Gli aspetti positivi sono proprio pochi: si salvano solo le figure dei bambini, creature vicine a Dio e agli angeli (“Il bambinello mio quando nacque / il papa a Roma la messa cantò”), mentre fra le attività sono apprezzate la religione del lavoro per l’uomo e le buone regole dell’economia domestica per le donne (“risparmia la farina quando la madia è piena”).
A parte queste eccezioni, i proverbi, ispirati alla speranza, alla progettazione del futuro, a prospettive di cambiamento, sono davvero pochi. Vogliamo però cercare nella massa dei proverbi anche una nota diversa, positiva: un po’ di luce in fondo al tunnel.
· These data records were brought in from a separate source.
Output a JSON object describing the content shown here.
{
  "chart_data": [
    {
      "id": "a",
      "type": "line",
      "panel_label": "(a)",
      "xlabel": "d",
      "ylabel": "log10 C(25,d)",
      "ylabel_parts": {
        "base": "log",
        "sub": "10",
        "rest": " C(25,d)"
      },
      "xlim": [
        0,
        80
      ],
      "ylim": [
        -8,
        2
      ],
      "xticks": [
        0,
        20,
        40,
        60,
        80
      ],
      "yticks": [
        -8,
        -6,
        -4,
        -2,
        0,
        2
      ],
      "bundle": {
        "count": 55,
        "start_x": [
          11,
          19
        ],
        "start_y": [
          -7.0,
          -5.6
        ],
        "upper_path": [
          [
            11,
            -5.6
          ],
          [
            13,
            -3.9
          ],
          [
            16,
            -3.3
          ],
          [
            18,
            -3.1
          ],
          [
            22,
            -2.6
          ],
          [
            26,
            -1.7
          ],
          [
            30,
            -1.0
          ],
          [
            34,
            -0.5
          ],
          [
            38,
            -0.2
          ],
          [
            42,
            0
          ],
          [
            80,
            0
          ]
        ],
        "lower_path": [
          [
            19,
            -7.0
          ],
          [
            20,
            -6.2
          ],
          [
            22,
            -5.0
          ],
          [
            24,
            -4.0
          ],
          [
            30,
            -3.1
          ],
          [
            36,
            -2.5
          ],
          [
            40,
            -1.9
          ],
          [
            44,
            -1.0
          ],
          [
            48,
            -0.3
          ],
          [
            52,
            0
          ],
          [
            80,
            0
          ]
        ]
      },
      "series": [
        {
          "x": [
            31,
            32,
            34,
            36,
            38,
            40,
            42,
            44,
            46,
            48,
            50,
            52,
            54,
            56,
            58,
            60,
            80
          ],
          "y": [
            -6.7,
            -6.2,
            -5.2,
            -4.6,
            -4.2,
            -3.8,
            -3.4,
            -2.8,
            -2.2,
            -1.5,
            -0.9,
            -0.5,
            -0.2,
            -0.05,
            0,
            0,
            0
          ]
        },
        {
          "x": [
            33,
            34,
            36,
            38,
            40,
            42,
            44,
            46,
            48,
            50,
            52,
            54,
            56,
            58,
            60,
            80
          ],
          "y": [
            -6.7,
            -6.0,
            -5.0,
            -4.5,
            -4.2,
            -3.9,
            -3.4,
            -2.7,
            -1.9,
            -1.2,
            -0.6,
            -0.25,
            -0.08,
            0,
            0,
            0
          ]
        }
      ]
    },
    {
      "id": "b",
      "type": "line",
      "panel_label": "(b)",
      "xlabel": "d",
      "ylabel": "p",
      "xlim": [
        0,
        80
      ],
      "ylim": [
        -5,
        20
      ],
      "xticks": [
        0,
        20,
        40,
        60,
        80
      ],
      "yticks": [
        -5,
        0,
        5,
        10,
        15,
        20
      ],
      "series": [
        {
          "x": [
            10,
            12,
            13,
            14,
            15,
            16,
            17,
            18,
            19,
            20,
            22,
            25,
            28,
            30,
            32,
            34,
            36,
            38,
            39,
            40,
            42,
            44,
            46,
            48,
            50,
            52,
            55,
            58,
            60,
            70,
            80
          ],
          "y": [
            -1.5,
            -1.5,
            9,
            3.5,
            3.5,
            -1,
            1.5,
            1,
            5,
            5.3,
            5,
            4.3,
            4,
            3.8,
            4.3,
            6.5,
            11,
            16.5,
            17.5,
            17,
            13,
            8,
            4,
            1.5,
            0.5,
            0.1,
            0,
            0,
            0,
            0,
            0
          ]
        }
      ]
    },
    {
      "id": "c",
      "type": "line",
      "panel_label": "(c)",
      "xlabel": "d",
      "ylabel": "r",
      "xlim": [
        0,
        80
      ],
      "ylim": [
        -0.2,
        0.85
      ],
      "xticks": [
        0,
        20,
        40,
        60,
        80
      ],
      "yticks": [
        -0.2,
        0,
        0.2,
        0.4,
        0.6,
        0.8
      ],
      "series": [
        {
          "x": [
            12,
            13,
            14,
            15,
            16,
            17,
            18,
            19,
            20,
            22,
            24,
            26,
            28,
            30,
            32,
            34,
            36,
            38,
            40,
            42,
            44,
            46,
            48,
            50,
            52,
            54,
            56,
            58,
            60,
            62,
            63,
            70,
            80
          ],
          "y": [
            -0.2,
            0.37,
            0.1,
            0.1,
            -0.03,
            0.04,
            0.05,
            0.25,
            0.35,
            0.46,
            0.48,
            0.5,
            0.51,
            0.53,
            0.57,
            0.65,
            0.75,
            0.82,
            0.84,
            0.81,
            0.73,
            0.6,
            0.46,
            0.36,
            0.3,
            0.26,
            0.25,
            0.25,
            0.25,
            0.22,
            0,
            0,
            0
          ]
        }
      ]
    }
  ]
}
In fondo, il mondo dei proverbi è una realtà complessa, che riflette le mille sfaccettature del mondo reale: e nella complessità c’è anche la luce della speranza.
“L’acqua vave a la pinnenza / L’amore, a lla speranza”. È inevitabile che l’acqua scorra seguendo la pendenza del terreno; allo stesso modo, per un’inesorabile legge fisica, l’amore insegue la speranza. Eccola, la speranza. È trainata dall’amore. Forse sono questi i motori di un possibile cambiamento, le fioche luci che aspettavamo di intravedere. L’acqua che scorre sempre nello stesso fiume ma non è mai uguale a se stessa, è il simbolo della vita che scorre ma è – o può essere – sempre diversa: tutto scorre, “tutto va, tutto viene, niente si mantiene eguale”. E l’amore è come l’acqua: corre e corre in una direzione ben precisa, ma diversamente dall’acqua ha un obiettivo finale: la speranza.
Tradotto in termini di vita quotidiana: l’innamorato ha in sé il grande impulso della speranza; e non ci rinuncia, neanche se l’acqua – buttata a secchiate dalla sua bella al verone, sdegnosa e sdegnata – scende su di lui, come l’inesorabile legge della massima pendenza le impone di fare. L’amore-speranza è più forte della forza di gravità. È l’antimateria invisibile ma formidabile capace di trasformare radicalmente – e positivamente – il disperato mondo dei proverbi.